Let $G$ be a simple group of order greater than $2$. Then $Z(Aut(G))$ is trivial if and only if $G$ is not Abelian.
Let $H = Z(G)$ and let $g\in G, h\in H$. Then $gh = hg$ for every $g\in G$. So $ghg^{-1} = h$ for every $g\in G$ and we have $gHg^{-1} = H$. Hence $Z(G)$ is a normal subgroup of $G$. Hence either $Z(G)$ is trivial or $Z(G) = G$.

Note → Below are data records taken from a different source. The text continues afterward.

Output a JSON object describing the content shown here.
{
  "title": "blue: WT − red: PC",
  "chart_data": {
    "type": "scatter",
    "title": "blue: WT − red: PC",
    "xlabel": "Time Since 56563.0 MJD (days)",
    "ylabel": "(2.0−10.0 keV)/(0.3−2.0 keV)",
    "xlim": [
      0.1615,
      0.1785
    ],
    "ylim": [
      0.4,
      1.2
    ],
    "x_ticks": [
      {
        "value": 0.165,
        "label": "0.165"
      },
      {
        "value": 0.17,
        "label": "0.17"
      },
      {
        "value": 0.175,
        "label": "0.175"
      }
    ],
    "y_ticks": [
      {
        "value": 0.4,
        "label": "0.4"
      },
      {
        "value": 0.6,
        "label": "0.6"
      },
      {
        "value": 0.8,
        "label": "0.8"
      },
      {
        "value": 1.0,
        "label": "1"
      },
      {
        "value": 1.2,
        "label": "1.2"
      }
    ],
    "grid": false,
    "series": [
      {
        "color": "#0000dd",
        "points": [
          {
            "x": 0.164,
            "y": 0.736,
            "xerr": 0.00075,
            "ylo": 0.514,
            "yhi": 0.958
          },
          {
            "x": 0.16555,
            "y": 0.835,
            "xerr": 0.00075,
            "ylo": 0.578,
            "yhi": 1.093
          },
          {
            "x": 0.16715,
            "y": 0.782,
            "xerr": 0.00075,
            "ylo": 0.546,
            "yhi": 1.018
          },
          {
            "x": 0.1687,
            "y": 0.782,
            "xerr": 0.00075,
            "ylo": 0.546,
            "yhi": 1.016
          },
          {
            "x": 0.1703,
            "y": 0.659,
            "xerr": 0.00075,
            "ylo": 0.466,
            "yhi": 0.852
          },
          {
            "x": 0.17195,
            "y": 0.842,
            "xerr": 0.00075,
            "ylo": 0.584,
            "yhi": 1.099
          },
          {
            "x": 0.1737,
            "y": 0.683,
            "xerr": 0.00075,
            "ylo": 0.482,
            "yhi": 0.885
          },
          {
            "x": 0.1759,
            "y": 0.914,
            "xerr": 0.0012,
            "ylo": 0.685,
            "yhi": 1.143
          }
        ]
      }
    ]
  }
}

Ok now we're in business potentially.
Because now we can suppose that $G$ is not Abelian, in which case $Z(G)$ is trivial and let $\sigma\in Z(Aut(G))$. We have $Inn(G) \cong G/Z(G)\cong G$ in this case, i.e. the group conjugations of $G$ (as a subgroup of the automorphism group of $G$) is isomorphic to $G$ itself. Then for every $x,y\in G$ we have $\sigma(xyx^{-1}) = x\sigma(y)x^{-1} = \sigma(x)\sigma(y)\sigma(x)^{-1}$ so that conjugation by $x$ and conjugation by $\sigma(x)$ are the same. Hence then $x = \sigma(x)$, because the map from $G$ to conjugations is injective. Thus $\sigma$ is the identity map and $Z(Aut(G))$ is trivial.
My problem is the other direction. How do I show that $G$ is not Abelian if $Z(Aut(G))$ is trivial?